CCI Faculty Publish Study on Telepractice in Schools During a Pandemic

In December of 2021, faculty members from Florida State University’s College of Communication and Information published a paper titled, “Providing Telepractice in Schools During a Pandemic: The Experiences and Perspectives of Speech-Language Pathologists.” Authors Shannon Hall-Mills, Lakeisha Johnson, Melissa Gross, Don Latham, and Nancy Everhart created this study to share the perspectives of speech-language pathologists in regard to educational tools during the pandemic.

“The sudden shift to all remote learning in schools in 2020 and the challenges that brought to public education was the initial inspiration for this particular topic,” said Hall-Mills, Ph.D., Director of the SPEAR lab and Assistant Professor at FSU. “At the onset of the COVID-19 pandemic, schools struggled to shift to remote learning for all students and to online service delivery for students with disabilities.”

The research team is comprised of two speech-language pathology researchers and three researchers from the School of Information, made possible by a grant from FSU’s COVID-19 Collaborative Collision Seed Fund program.

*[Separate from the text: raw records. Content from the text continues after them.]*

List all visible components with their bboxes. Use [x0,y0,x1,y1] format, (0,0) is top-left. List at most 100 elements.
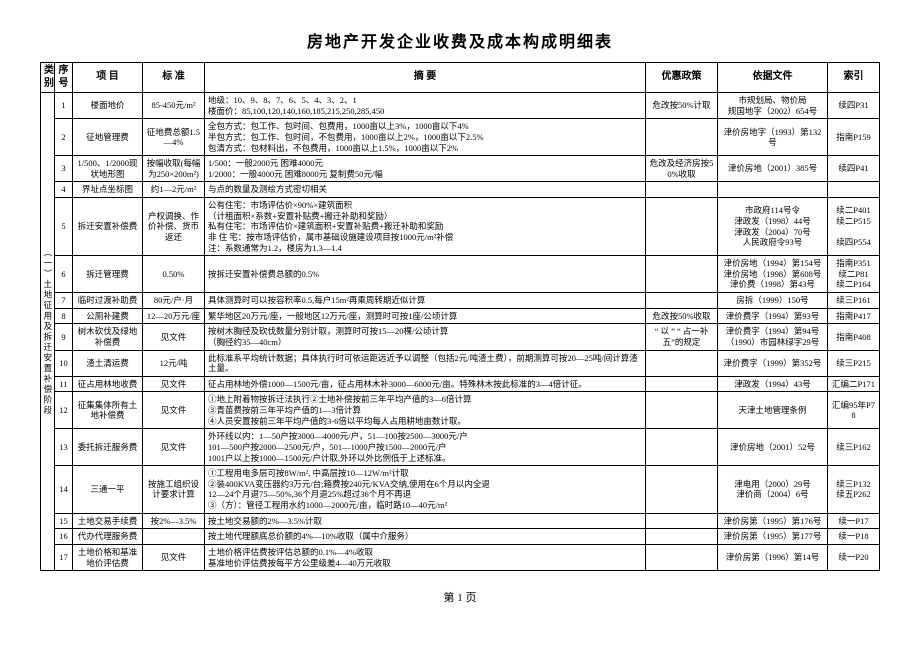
item-cell: 土地交易手续费 [73,513,143,529]
basis-cell: 津政发（1994）43号 [718,376,828,392]
basis-cell: 津价房第（1996）第14号 [718,544,828,570]
item-cell: 征地管理费 [73,119,143,156]
hdr-policy: 优惠政策 [646,63,718,93]
seq-cell: 2 [55,119,73,156]
table-row: 7临时过渡补助费80元/户·月具体测算时可以按容积率0.5,每户15m²再乘周转… [41,293,880,309]
seq-cell: 16 [55,529,73,545]
desc-cell: ①工程用电多层可按8W/m², 中高层按10—12W/m²计取 ②装400KVA… [205,466,646,514]
policy-cell [646,392,718,429]
seq-cell: 7 [55,293,73,309]
table-row: 2征地管理费征地费总额1.5—4%全包方式：包工作、包时间、包费用，1000亩以… [41,119,880,156]
desc-cell: 具体测算时可以按容积率0.5,每户15m²再乘周转期近似计算 [205,293,646,309]
desc-cell: 此标准系平均统计数据；具体执行时可依运距远近予以调整（包括2元/吨渣土费），前期… [205,350,646,376]
item-cell: 代办代理服务费 [73,529,143,545]
table-row: 6拆迁管理费0.50%按拆迁安置补偿费总额的0.5%津价房地（1994）第154… [41,256,880,293]
idx-cell: 汇编95年P78 [828,392,880,429]
hdr-basis: 依据文件 [718,63,828,93]
idx-cell: 指南P351 续二P81 续二P164 [828,256,880,293]
policy-cell [646,119,718,156]
std-cell: 12元/吨 [143,350,205,376]
policy-cell [646,513,718,529]
table-row: （一）土地征用及拆迁安置补偿阶段1楼面地价85-450元/m²地级：10、9、8… [41,93,880,119]
item-cell: 公厕补建费 [73,308,143,324]
hdr-category: 类别 [41,63,55,93]
std-cell: 0.50% [143,256,205,293]
seq-cell: 13 [55,429,73,466]
idx-cell: 续三P161 [828,293,880,309]
seq-cell: 6 [55,256,73,293]
page-title: 房地产开发企业收费及成本构成明细表 [40,28,880,52]
desc-cell: 按土地交易额的2%—3.5%计取 [205,513,646,529]
std-cell: 85-450元/m² [143,93,205,119]
std-cell: 见文件 [143,544,205,570]
table-row: 13委托拆迁服务费见文件外环线以内：1—50户按3000—4000元/户，51—… [41,429,880,466]
hdr-seq: 序号 [55,63,73,93]
idx-cell: 续一P17 [828,513,880,529]
policy-cell [646,376,718,392]
policy-cell [646,293,718,309]
item-cell: 委托拆迁服务费 [73,429,143,466]
item-cell: 三通一平 [73,466,143,514]
basis-cell: 津价房地（2001）52号 [718,429,828,466]
table-row: 5拆迁安置补偿费产权调换、作价补偿、货币返还公有住宅：市场评估价×90%×建筑面… [41,198,880,256]
seq-cell: 9 [55,324,73,350]
basis-cell: 津电用（2000）29号 津价商（2004）6号 [718,466,828,514]
policy-cell [646,429,718,466]
idx-cell: 续一P18 [828,529,880,545]
std-cell: 80元/户·月 [143,293,205,309]
std-cell: 约1—2元/m² [143,182,205,198]
idx-cell: 续一P20 [828,544,880,570]
item-cell: 拆迁管理费 [73,256,143,293]
seq-cell: 4 [55,182,73,198]
seq-cell: 14 [55,466,73,514]
std-cell: 按幅收取(每幅为250×200m²) [143,156,205,182]
desc-cell: ①地上附着物按拆迁法执行②土地补偿按前三年平均产值的3—6倍计算 ③青苗费按前三… [205,392,646,429]
seq-cell: 12 [55,392,73,429]
item-cell: 1/500、1/2000现状地形图 [73,156,143,182]
desc-cell: 公有住宅：市场评估价×90%×建筑面积 （计租面积×系数+安置补贴费+搬迁补助和… [205,198,646,256]
idx-cell: 续三P132 续五P262 [828,466,880,514]
hdr-item: 项 目 [73,63,143,93]
basis-cell: 天津土地管理条例 [718,392,828,429]
basis-cell: 津价费字（1994）第93号 [718,308,828,324]
table-row: 16代办代理服务费按土地代理额底总价额的4%—10%收取（属中介服务）津价房第（… [41,529,880,545]
std-cell: 见文件 [143,392,205,429]
desc-cell: 按树木胸径及砍伐数量分别计取，测算时可按15—20棵/公顷计算 （胸径约35—4… [205,324,646,350]
detail-table: 类别 序号 项 目 标 准 摘 要 优惠政策 依据文件 索引 （一）土地征用及拆… [40,62,880,571]
seq-cell: 3 [55,156,73,182]
item-cell: 征占用林地收费 [73,376,143,392]
basis-cell: 津价房地（2001）385号 [718,156,828,182]
table-row: 14三通一平按施工组织设计要求计算①工程用电多层可按8W/m², 中高层按10—… [41,466,880,514]
std-cell [143,529,205,545]
basis-cell: 津价费字（1994）第94号 （1990）市园林绿字29号 [718,324,828,350]
category-cell: （一）土地征用及拆迁安置补偿阶段 [41,93,55,571]
item-cell: 渣土清运费 [73,350,143,376]
seq-cell: 11 [55,376,73,392]
policy-cell [646,256,718,293]
table-row: 4界址点坐标图约1—2元/m²与点的数量及测绘方式密切相关 [41,182,880,198]
hdr-index: 索引 [828,63,880,93]
std-cell: 征地费总额1.5—4% [143,119,205,156]
basis-cell: 津价费字（1999）第352号 [718,350,828,376]
std-cell: 见文件 [143,376,205,392]
seq-cell: 15 [55,513,73,529]
std-cell: 按施工组织设计要求计算 [143,466,205,514]
idx-cell: 续三P162 [828,429,880,466]
seq-cell: 1 [55,93,73,119]
item-cell: 征集集体所有土地补偿费 [73,392,143,429]
basis-cell: 津价房第（1995）第176号 [718,513,828,529]
table-row: 8公厕补建费12—20万元/座繁华地区20万元/座，一般地区12万元/座，测算时… [41,308,880,324]
desc-cell: 繁华地区20万元/座，一般地区12万元/座，测算时可按1座/公顷计算 [205,308,646,324]
policy-cell [646,466,718,514]
hdr-desc: 摘 要 [205,63,646,93]
table-row: 11征占用林地收费见文件征占用林地外偿1000—1500元/亩，征占用林木补30… [41,376,880,392]
desc-cell: 按拆迁安置补偿费总额的0.5% [205,256,646,293]
item-cell: 界址点坐标图 [73,182,143,198]
basis-cell: 市政府114号令 津政发（1998）44号 津政发（2004）70号 人民政府令… [718,198,828,256]
std-cell: 按2%—3.5% [143,513,205,529]
std-cell: 产权调换、作价补偿、货币返还 [143,198,205,256]
table-row: 9树木砍伐及绿地补偿费见文件按树木胸径及砍伐数量分别计取，测算时可按15—20棵… [41,324,880,350]
idx-cell [828,182,880,198]
std-cell: 见文件 [143,429,205,466]
seq-cell: 5 [55,198,73,256]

During the pandemic, Hall-Mills found her teaching experience changed when assisting graduate students, often altering the course load to better fit the new challenges her students were facing. She said, “while all of this began occurring two years ago, there continues to be a necessity for course instructors and research supervisors to engage a fluid and flexible dynamic for students and faculty whose lives are variably affected on any given day by the circumstances of the pandemic.” The focus groups selected for the study shared similar difficulties, with a main issue being lack of preparation for remote learning and lack of resources.

Hall-Mills hopes “that readers come away with an understanding of how dedicated the speech-language pathologists were and how hard they worked in a very challenging situation to support the students at their schools.” In this pandemic, telecommunication technology is vital for sustaining educational opportunities; the broad scope of speech-language pathology stresses the importance of school systems partnering with others for support and shared resources during this time. “Telepractice is here to stay, and I’m grateful that programs like ours have shifted to meet the needs of the up-and-coming workforce and engage in research to support the use of Telepractice to improve the quality of life of individuals who need communication therapies.”